[llvm-dev] [RFC] Allow loop vectorizer to choose vector widths that generate illegal types

Wed Jun 22 08:45:21 PDT 2016

On 15 June 2016 at 23:47, Michael Kuperstein via llvm-dev
<llvm-dev at lists.llvm.org> wrote:
> Step 1: Make -vectorizer-maximize-bandwidth the default. This should improve
> the performance of loops that contain mixed-width types.

Hi Michael,

Per target, after investigation, I think this is perfectly fine.

> Step 2: Remove the artificial width limitation altogether, and base the
> vectorization factor decision purely on the cost model. This should allow us
> to get rid of the interleaving code in the loop vectorizer, and get
> interleaving for "free" from the legalizer instead.

I'm slightly worried about this one, though.

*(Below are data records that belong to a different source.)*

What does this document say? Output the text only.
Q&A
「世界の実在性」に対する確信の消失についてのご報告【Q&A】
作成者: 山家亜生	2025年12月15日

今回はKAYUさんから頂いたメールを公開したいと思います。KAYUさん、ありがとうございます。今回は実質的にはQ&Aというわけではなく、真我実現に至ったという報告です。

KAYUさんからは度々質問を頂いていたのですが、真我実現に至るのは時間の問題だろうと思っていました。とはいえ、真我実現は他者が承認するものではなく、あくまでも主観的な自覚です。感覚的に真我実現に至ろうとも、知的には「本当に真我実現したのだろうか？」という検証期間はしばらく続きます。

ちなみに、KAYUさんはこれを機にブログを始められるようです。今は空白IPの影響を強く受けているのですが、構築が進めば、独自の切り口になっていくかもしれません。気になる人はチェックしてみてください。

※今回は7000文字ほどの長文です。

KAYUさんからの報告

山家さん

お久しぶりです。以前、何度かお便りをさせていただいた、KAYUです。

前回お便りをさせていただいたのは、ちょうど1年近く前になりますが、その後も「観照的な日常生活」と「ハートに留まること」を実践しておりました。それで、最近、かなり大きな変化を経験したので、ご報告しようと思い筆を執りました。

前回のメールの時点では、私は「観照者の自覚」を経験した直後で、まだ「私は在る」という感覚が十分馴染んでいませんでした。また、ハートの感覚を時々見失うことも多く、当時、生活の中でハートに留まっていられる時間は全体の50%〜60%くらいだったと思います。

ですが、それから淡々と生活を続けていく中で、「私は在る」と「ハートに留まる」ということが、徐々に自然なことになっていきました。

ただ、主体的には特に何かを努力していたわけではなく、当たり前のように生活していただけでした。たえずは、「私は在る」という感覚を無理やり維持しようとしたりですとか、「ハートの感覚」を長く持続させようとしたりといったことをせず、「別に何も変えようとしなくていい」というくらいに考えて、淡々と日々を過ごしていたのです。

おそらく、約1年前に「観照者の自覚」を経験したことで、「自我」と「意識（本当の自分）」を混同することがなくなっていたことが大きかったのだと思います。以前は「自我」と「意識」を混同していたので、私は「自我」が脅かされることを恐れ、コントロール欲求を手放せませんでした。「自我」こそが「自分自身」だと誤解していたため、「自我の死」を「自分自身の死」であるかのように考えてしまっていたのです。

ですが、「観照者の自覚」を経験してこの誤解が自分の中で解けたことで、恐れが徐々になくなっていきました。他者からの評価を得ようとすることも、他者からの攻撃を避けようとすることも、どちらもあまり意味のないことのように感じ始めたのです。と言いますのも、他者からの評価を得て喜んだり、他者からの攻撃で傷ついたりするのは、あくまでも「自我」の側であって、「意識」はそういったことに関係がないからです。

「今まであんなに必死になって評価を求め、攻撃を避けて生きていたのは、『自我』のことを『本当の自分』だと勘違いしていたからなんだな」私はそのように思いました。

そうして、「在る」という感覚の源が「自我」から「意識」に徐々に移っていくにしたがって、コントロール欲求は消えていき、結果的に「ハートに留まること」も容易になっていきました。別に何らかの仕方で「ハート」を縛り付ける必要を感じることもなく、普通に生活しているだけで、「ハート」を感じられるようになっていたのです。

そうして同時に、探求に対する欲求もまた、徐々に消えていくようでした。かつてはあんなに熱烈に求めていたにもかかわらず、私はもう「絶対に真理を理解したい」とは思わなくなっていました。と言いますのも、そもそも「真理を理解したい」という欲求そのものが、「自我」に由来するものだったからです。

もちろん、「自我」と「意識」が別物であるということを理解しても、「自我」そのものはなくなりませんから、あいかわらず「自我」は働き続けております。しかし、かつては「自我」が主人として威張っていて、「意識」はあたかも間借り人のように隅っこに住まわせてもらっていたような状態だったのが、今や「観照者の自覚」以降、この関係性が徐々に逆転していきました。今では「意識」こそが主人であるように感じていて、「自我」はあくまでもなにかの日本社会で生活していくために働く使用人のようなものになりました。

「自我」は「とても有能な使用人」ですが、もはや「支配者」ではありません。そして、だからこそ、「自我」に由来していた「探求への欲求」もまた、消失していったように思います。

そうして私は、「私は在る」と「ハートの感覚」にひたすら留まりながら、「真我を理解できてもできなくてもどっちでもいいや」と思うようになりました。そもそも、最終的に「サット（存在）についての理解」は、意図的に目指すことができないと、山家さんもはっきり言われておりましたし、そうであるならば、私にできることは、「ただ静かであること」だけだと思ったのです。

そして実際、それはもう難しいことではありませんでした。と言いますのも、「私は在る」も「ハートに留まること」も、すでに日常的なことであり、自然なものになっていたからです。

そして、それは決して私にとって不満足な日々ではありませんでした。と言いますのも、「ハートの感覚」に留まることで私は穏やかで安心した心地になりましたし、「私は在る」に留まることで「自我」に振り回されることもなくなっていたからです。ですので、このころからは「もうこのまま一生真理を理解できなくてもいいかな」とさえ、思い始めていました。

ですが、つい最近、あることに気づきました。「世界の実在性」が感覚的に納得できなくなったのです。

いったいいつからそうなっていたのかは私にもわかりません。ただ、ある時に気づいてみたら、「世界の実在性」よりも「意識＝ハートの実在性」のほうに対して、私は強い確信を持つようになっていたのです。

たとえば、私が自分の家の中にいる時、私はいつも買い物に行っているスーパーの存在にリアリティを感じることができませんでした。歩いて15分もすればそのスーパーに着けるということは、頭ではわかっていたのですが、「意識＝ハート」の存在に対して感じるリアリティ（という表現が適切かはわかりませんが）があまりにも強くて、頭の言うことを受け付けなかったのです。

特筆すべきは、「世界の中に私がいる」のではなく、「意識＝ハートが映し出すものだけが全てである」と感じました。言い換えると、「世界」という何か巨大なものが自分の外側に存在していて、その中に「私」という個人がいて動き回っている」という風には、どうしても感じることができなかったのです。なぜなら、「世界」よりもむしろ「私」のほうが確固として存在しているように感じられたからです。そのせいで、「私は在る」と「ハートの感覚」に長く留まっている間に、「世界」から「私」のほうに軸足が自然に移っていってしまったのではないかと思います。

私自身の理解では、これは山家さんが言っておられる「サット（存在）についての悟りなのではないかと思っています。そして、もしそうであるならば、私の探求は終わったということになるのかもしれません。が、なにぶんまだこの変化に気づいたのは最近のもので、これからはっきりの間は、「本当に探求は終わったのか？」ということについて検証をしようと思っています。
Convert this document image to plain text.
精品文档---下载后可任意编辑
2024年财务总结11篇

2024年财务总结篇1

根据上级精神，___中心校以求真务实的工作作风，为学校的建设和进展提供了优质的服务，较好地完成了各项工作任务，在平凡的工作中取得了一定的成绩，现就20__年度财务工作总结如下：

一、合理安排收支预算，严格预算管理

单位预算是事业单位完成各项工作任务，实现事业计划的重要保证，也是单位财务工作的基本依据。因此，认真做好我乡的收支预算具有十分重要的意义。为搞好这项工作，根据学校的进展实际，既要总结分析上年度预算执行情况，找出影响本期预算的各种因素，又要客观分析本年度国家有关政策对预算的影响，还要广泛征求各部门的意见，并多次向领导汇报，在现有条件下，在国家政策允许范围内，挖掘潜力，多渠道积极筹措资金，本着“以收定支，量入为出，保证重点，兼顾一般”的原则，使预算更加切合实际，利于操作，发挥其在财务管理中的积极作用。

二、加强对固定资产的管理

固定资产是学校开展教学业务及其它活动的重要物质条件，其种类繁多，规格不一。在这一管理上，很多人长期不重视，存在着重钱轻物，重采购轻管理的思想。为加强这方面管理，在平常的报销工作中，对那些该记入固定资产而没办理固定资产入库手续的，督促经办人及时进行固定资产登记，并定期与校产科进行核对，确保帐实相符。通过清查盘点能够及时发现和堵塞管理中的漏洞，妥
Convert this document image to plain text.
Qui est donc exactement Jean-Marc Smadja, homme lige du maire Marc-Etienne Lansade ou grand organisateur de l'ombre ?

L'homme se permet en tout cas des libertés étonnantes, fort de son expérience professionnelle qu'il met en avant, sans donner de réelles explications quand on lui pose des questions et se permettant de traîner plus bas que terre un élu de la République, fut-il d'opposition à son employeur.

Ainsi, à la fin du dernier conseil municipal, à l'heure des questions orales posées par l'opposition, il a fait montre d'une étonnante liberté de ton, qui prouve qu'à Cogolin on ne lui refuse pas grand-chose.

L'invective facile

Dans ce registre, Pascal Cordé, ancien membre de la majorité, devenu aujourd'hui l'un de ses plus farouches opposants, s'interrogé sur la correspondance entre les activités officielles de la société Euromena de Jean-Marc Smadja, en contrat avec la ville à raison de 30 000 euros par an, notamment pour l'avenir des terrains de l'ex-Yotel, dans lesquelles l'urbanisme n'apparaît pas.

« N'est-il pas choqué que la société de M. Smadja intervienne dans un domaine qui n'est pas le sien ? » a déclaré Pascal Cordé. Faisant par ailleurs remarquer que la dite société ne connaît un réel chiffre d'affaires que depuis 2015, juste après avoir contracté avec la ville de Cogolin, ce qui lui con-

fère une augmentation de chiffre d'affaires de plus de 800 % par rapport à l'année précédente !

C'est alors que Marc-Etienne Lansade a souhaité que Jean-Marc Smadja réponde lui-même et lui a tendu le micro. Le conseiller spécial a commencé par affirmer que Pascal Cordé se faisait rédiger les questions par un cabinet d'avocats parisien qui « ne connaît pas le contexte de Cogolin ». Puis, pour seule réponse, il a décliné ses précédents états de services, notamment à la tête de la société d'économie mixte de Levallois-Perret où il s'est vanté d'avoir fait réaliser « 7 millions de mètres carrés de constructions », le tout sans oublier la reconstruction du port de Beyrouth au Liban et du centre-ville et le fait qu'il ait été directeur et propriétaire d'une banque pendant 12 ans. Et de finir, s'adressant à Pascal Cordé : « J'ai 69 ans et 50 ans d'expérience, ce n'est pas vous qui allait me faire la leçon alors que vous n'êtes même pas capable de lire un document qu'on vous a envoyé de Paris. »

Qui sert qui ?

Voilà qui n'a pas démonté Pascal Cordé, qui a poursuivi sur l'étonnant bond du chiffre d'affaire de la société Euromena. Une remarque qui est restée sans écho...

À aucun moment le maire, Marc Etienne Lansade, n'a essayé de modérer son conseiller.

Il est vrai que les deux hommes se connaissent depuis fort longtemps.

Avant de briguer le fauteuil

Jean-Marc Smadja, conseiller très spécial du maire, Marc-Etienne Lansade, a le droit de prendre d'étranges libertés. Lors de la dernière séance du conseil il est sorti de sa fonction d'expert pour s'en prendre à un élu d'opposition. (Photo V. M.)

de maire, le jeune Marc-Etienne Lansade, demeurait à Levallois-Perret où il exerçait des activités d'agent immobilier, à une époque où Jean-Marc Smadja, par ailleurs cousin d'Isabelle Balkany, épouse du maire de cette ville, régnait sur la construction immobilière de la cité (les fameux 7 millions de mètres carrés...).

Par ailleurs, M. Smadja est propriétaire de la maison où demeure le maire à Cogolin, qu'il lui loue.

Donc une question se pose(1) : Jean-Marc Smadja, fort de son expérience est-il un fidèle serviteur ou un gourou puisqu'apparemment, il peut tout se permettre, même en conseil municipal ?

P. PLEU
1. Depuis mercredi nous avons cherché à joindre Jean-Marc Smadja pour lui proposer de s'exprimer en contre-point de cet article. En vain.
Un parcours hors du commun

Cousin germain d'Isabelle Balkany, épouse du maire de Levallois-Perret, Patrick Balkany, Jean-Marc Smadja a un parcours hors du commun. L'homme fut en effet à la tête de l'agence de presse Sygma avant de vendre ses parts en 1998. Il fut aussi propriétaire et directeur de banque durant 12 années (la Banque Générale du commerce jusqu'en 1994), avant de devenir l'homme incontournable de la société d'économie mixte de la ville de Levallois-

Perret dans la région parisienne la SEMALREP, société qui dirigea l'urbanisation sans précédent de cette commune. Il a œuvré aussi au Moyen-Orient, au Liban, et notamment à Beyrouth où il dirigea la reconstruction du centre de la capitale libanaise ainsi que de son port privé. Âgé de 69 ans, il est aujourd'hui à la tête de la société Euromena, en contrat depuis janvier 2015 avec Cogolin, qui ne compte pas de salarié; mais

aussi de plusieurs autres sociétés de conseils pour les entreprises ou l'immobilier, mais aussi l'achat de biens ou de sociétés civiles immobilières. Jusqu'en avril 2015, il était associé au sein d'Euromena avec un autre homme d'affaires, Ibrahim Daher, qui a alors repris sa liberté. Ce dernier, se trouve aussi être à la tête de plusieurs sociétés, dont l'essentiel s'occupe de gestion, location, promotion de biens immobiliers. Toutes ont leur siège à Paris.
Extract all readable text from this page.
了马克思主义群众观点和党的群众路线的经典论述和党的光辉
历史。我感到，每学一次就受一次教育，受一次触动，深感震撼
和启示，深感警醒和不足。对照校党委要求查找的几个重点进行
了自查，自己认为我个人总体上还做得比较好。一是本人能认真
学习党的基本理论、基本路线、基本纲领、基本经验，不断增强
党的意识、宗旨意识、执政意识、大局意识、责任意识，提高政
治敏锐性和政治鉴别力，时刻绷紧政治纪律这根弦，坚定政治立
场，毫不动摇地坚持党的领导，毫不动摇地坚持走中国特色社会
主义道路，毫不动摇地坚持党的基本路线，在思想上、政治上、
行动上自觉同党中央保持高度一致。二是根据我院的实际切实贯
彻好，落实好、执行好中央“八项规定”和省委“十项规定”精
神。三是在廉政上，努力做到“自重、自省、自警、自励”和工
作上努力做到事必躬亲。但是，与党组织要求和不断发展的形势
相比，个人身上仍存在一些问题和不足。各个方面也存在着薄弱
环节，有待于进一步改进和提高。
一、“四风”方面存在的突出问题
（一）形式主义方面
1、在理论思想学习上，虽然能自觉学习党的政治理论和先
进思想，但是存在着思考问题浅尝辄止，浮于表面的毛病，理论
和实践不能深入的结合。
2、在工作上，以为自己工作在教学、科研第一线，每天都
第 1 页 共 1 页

The legalizer is a very large mess, with many unknown (or long
forgotten) inter-dependencies and intra-dependencies (with isel,
regalloc, back-end opt passes, etc), which were all mostly annealed
into working by heuristics and hack-fixing stuff. The multiple
attempts at re-writing the instruction selection is one demonstration
of that problem...

So, while I agree with Hal that this will put a good pressure into
improving the cost model (as well as the intra-dependencies), and
that's something very positive, I fear if the jump becomes to far,
we'll either break the world or not jump at all. For example,
FastISel.

I'm not saying we shouldn't do it, but if/when we do it, it would be
*very* beneficial to provide a multi-step migration path for future
targets to move in, not just a multi-step initial migration for the
primary target.

Another thing to consider is that the SLP vectorizer can use non-SIMD
FP co-processors (VFP on ARM), which have different costs than SIMD,
but may share the same decision path, especially if we move the
decision lower down into the legalizer.

Also, there are hidden costs between the different units in sharing
the registers or moving between, and that is not mapped into the
current cost model entirely (only via heuristics). This may not be a
problem for Intel, but it certainly will be for ARM/AArch64.

I had a plan 3 years ago to look into that, but never got around doing
it. Maybe it's about time I did... :)

Finally, if you need pre-testing and benchmarking, let me know and I
can spare some time to help you. I'll be glad to be copied on the
reviews and will do my best to help.

All in all, I don't think we'll get anything for free on this change.
There will be a cost, and it will be different on different targets,
but it may very well be a cost worth taking. I don't know enough yet
to have an opinion.

cheers,
--renato